Kapp, who will receive the gold Donath Medal and $20,000, conducts research north of the Himalaya Mountains to figure out the different geological processes that formed the Tibetan Plateau.
"Paul is one of our own," said UA Regents' Professor George H. Davis, who was one of Kapp's instructors. "He received his undergraduate degree in geosciences here at UA and was exceptional; I mean, really exceptional."
Kapp's specialty is structural geology and geological mapping. Geological mapping identifies the different types of rocks and the nature of the boundaries between the rocks in order to reconstruct the geological history of the area.

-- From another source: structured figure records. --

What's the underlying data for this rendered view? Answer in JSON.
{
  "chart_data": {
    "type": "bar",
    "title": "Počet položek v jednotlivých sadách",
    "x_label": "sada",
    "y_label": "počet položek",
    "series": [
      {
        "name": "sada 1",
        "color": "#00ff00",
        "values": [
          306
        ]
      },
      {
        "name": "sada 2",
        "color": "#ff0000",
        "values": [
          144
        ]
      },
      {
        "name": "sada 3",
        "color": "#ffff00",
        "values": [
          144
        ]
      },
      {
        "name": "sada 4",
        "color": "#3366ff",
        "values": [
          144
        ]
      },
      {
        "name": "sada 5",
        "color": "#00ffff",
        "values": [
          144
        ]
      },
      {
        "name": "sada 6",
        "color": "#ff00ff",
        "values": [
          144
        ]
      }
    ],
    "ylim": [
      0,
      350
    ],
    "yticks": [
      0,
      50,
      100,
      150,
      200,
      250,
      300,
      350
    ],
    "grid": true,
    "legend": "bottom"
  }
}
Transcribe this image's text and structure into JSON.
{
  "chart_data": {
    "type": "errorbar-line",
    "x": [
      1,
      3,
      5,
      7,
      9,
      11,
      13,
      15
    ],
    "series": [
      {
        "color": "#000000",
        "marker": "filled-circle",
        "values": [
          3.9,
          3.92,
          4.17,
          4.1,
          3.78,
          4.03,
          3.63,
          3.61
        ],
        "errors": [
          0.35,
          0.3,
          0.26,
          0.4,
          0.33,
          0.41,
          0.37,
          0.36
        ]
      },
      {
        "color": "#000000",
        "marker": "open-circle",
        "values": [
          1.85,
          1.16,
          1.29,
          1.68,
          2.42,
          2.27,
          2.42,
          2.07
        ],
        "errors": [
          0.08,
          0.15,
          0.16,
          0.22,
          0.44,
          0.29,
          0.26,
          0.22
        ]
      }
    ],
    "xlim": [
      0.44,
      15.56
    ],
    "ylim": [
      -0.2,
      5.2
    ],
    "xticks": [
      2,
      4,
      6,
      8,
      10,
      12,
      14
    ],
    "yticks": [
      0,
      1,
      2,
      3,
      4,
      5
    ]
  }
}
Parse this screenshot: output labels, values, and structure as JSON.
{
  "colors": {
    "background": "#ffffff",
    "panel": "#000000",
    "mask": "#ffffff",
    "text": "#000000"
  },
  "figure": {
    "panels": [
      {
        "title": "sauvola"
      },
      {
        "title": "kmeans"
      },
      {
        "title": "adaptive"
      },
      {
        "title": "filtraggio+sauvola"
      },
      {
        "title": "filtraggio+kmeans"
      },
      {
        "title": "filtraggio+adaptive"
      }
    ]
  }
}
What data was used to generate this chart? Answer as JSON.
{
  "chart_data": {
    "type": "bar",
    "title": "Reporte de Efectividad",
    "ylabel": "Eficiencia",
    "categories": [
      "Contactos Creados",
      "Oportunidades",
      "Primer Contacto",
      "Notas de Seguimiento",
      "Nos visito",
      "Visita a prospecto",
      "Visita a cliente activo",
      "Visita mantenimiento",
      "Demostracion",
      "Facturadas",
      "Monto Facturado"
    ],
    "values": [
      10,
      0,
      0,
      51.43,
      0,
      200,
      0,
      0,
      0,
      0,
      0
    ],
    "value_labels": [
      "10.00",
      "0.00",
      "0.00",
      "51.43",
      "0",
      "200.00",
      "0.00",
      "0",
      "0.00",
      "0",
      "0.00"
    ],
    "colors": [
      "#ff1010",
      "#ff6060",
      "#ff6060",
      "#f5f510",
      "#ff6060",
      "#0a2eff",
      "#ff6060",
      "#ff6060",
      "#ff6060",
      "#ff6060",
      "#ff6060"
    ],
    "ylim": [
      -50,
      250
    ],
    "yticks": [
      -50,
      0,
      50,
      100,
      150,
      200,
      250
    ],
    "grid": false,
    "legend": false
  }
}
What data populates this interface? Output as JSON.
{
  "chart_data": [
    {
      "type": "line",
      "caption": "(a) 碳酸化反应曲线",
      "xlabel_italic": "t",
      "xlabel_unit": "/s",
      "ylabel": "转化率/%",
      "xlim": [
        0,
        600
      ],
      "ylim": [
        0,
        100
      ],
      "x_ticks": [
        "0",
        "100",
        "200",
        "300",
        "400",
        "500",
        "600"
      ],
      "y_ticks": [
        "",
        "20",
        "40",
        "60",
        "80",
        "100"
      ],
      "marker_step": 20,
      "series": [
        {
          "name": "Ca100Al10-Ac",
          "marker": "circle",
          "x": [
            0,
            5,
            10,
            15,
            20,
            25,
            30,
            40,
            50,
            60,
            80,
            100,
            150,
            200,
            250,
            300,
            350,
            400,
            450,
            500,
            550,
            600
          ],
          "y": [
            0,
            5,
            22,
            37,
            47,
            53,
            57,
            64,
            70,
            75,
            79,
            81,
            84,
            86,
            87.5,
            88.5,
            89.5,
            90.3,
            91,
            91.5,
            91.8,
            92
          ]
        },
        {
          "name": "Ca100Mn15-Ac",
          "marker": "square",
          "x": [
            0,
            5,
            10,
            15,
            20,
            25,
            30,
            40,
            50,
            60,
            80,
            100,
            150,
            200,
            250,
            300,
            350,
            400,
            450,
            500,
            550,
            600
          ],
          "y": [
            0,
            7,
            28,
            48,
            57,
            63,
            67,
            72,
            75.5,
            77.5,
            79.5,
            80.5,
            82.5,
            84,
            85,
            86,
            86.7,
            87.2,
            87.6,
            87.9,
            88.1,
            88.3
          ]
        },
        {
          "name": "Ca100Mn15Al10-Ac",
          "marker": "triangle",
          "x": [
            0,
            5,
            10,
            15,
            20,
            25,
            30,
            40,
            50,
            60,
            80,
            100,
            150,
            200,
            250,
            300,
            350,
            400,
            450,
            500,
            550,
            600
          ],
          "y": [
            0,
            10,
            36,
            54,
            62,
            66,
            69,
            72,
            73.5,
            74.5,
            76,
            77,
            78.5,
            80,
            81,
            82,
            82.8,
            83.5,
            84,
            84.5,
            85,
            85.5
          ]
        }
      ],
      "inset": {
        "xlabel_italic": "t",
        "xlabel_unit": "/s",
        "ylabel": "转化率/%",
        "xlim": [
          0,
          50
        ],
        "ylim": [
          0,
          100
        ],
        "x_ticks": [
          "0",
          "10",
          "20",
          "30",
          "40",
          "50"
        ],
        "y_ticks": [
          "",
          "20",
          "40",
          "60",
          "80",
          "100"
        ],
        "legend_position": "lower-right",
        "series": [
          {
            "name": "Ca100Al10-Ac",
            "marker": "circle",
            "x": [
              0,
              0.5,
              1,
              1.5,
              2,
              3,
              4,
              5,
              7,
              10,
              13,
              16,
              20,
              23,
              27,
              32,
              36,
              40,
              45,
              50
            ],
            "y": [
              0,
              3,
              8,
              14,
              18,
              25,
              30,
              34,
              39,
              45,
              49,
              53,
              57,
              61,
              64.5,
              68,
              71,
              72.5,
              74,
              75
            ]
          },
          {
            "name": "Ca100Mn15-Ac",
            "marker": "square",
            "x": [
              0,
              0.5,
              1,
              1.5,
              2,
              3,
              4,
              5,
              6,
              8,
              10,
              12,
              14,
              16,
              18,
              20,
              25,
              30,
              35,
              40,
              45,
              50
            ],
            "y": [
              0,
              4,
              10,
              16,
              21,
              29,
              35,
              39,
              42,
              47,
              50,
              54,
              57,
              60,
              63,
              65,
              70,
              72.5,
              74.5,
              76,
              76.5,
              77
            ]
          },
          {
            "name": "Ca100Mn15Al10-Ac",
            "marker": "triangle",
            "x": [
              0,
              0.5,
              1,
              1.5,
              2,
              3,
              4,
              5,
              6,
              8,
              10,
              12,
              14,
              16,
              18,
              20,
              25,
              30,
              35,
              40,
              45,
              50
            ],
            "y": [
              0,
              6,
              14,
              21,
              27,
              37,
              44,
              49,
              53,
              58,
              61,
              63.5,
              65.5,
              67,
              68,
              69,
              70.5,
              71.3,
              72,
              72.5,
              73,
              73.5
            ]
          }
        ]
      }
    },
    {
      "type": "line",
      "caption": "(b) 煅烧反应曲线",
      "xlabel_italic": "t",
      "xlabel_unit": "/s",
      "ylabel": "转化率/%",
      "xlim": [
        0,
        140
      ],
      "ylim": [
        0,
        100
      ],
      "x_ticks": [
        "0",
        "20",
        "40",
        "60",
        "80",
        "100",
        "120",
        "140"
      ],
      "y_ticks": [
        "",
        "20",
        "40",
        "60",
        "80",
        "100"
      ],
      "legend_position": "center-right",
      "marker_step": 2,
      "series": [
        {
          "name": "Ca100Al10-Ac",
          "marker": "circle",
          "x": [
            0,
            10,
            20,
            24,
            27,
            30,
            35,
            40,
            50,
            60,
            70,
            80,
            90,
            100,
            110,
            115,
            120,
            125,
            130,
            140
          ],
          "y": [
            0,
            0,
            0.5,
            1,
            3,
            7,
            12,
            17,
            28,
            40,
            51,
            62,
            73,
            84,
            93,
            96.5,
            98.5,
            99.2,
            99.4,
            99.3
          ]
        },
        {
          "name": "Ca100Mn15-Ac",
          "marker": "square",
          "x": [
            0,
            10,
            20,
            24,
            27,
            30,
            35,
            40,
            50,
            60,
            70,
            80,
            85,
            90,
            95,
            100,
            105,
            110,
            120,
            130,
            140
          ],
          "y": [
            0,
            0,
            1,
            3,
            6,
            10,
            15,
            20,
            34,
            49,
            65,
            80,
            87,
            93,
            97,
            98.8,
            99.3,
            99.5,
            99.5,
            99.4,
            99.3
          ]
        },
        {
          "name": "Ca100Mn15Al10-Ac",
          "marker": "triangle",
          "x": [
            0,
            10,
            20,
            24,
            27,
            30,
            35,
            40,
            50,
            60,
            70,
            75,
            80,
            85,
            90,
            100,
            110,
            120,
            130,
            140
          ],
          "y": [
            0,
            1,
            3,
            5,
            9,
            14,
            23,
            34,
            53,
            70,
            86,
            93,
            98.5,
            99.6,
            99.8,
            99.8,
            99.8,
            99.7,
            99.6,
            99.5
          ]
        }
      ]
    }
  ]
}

He typically works on the Tibetan Plateau at elevations around 16,000 feet where the air is thin and the weather cold and windy. He and his UA research team, mostly graduate students, spend one to three months in the field at a time.Â
The team also includes Chinese professors and students. Kapp also considers the Tibetan drivers an integral part of the team.
"We have this whole mix of cultures. We try to make a strong group," he said. "We're basically nurturing cross-cultural relationships in a positive way."
Despite his young age, Kapp starts any research project with a traditional approach. Initially, he makes basic field observations and maps them. Â
"I'm like the most old-fashioned young geologist," he said. "It's very basic. We've been doing this forever. All you need is a pencil and a map."
Kapp has an insatiable desire to learn and discover new ideas. He considers himself more of a student of geology than a professor.
"I have also benefited from a great group of graduate and undergraduate students who keep me realizing that I first and foremost remain a student," he wrote in his acceptance speech. "Keeping me on a very steep learning curve is the geology itself."
This past year, Kapp began examining wind erosion and its effects on rock deformation and plate tectonics in the Qaidam basin, located on the northeast side of the Tibetan Plateau. One of the first steps he took was to read about wind patterns in an introductory textbook.
The Qaidam basin is shaped like a bathtub and is surrounded by mountain ranges on all sides. Many scientists believe that sediment is washing off the sides of the mountains and filling the basin, Kapp said.Â
However, when he saw satellite images of the area, he recognized that a large part of the basin was not filled with sediment. Instead, part of the basin reveals folded rock that has wind-sculpted valleys and ridges called yardangs.
These enormous features are best seen from space, he said, adding that similar yardangs can be seen on Mars.
At times during the past 2.5 million years of the Earth's history, the region's climate was much colder and windier. Kapp hypothesizes those high winds eroded the rock layers above the folded rocks. The folding that results from the collision of two plates accelerated because the weight of the surface rocks was removed.
"In terms of science, it's a completely new direction to explore," he said.
Kapp will go to the Qaidam basin next spring to test his hypothesis. If he is correct, his research will provide the first documentation of the interplay between wind and the rock deformations caused by plate tectonics.